Young Lewis Smallman, who plays the title character, is endearing and talented in equal measure performing complex routines with seeming ease and showing off ballet, tap and gymnastics expertise in an entertaining and thought-provoking two and a half hours which grips the audience from beginning to end.

Some of the most poignant moments of the performance are when the miners and the young ballet students perform together providing both a spectacle and touching moments of reality as two worlds collide which is exactly what must have gone on in communities up-and-down the country – parents striving for normality for their children while they made tough choices about what to do in the wake of upheaval.

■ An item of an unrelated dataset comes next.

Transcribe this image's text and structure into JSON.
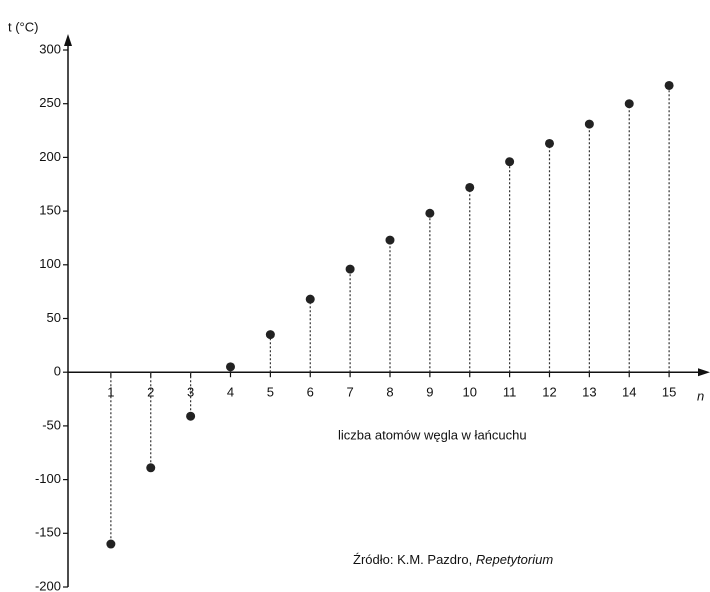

And Billy Elliot doesn’t stop with social (and in one scene hilarious) political comment. It is brave enough too to challenge the deeply engrained stereotype that all boys who do ballet are gay, and it is the journey of Billy’s dad (Martin Walsh) in accepting his son’s talent and chosen path which gains the biggest cheer of the evening.

Along with cheers there are tears when Billy reads a letter from his mum (Nikki Gerrard), humour through the excellent Andrea Miller as Billy’s grandmother and Annette McLaughlin, who plays his scathing yet supportive dance teacher, and awe when Smallman and the wonderful Luke Cinque-White perform a duet as Billy imagines his older self.

At the end of the show the cast rightly lap up their standing ovation, every one of them deserving of the rapturous applause.